母と近所のスーパーにある和菓子屋さんで、桜もちとお菓子を買った。
桜餅にもふつうの桜餅と、手で包みましたというちょっといい桜餅とあった。
私は桜餅が大好きなのでもうどちらも食べていて、手包みのほうが美味しいとわかっていた。値段は40円ちがう。

母はせっかくだから食べてみたいと手包みを、私はふつうのにして、食べ比べようよ、なんていいながら、トレーを店員さんに渡した。
母がサイフを出したので、私が払うよ、と小銭を取ろうとしたら、一枚の硬貨が床に落ちて転がっていった。そして、お菓子のショーケースの下に入りこんでしまった。

母が床に這いつくばって、床を見ている。私もスカートを履いていたが、膝をついてケースの下を探した。

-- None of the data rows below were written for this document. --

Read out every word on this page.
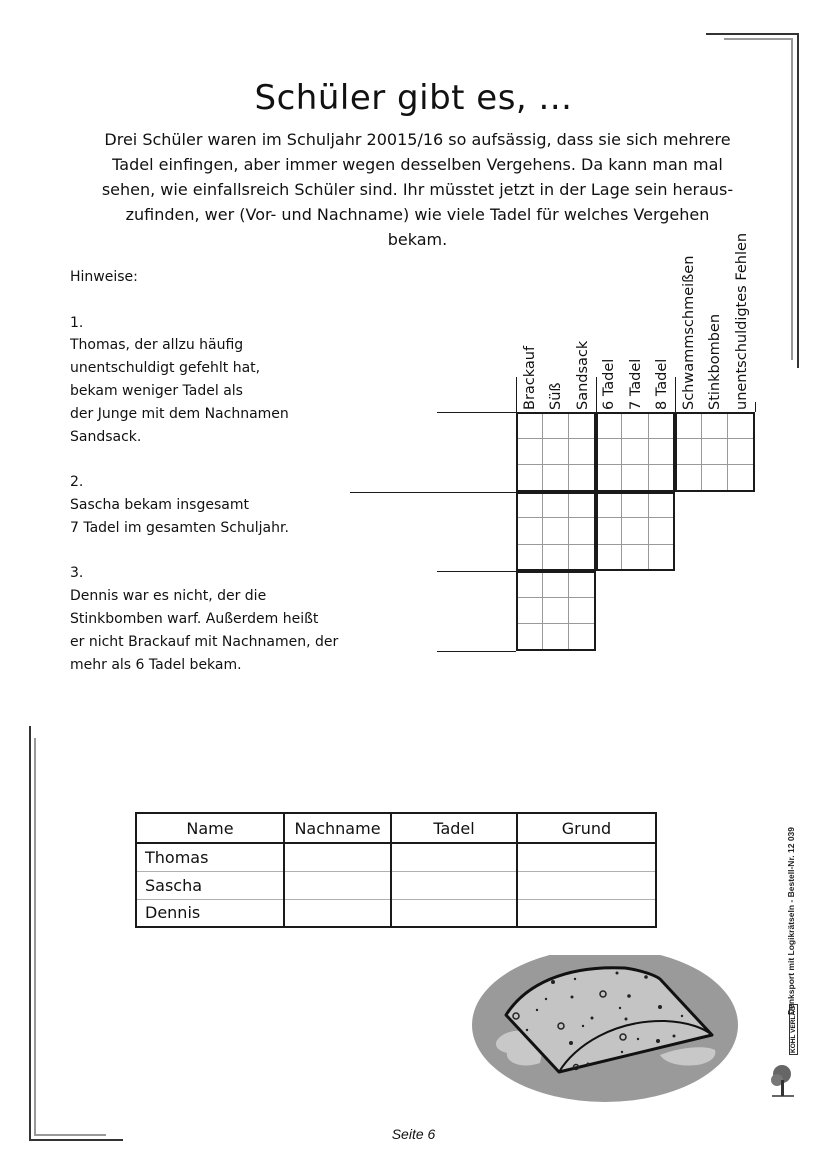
Schüler gibt es, ...
Drei Schüler waren im Schuljahr 20015/16 so aufsässig, dass sie sich mehrere Tadel einfingen, aber immer wegen desselben Vergehens. Da kann man mal sehen, wie einfallsreich Schüler sind. Ihr müsstet jetzt in der Lage sein heraus-zufinden, wer (Vor- und Nachname) wie viele Tadel für welches Vergehen bekam.

Hinweise:

1.

Thomas, der allzu häufig

unentschuldigt gefehlt hat,

bekam weniger Tadel als

der Junge mit dem Nachnamen

Sandsack.

2.

Sascha bekam insgesamt

7 Tadel im gesamten Schuljahr.

3.

Dennis war es nicht, der die

Stinkbomben warf. Außerdem heißt

er nicht Brackauf mit Nachnamen, der

mehr als 6 Tadel bekam.

Brackauf Süß Sandsack 6 Tadel 7 Tadel 8 Tadel Schwammschmeißen Stinkbomben unentschuldigtes Fehlen
Name	Nachname	Tadel	Grund
Thomas			
Sascha			
Dennis			
KOHL VERLAG
Denksport mit Logikrätseln - Bestell-Nr. 12 039
Seite 6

大量のホコリとともに、硬貨らしきものが2枚、手の届かない位置にみえた。
誰かも以前に落としたんだろうと思う。
店員さんが「何円落としたんですか?」と聞いた。でも、一瞬のことだ、10円か100円だと思うがはっきりはわからない。「100円だと思います…」

ハンガーを手にした店員さんの一人が床をザッザと引っ掻いて、ホコリだけがが大量に出てきた。
恥ずかしい。
また引っ掻いたら、1円玉が出てきた。
「これですか?!」
思わず、「違います!」
だってさっき2枚見た。もう一枚の方だ。
もう一度掻いた。
やっと出てきたのは10円玉だった。
「これかなぁ」
店員さんたちにお礼を言い、お菓子を受け取って店を出た。

店を出た瞬間から、恥ずかしさでいっぱいになった。
早く諦めたらよかったのに。
1円もらってすぐやめれば。
お母さん払おうとしてるのに見栄張らなければ。
桜餅は40円高いの平気で買うのに10円のためにホコリまみれになるまで探して。
よく行くスーパーなのにもうあのお菓子屋の前通れない。

あまりの落ち込み様に、母も呆れている。
そのあと落ち込みを通り越して後悔に対する怒りが湧いてきてしまった。
せっかく母がうちに来てくれたのに、母は玄関に座って水筒の白湯を飲んでいた。
「さっちゃん、怒ってるから、落ち着くまでここにいるわ」

私はキッチンタイマーをかけて、それが鳴ったら落ち込むのをやめようとした。
母がカボチャサラダと解凍した食パンを持ってきてくれたから、チーズをはさんで、サンドイッチにして焼いた。紅茶を入れた。

そのうちに、母は居間に来ていた。
タイマーはまだ鳴っていない。
できたものを運んだ。母は紅茶をカップに注いでくれた。
二人で食べた。1時30分。
お腹が空くと怒りっぽくなるから、そのせいもあるなと思う。
食べながらも、あー、とさっきの出来事を悔やんだりしていた。
「カボチャサラダにナッツが入っているね」
「そうなの」
「茶葉で入れた紅茶はおいしいね」
「妹にもらったの。ケニアっていうんだよ」
もう少しで食べ終えるくらいで、タイマーが鳴った。けたたましく鳴ったタイマー。切り替えるぞと音を止めた。

時間が経てば恥ずかしさも薄れるだろうと思っていたけど、一晩寝て、たしかに薄れてきた。
母からのメールには、この件には一切触れずに、凍った道でも、転ばずに帰れたことや、昨日あげたお茶漬けの素で鯛茶漬けをしておいしかったと書いてあった。

お読みいただきありがとうございました。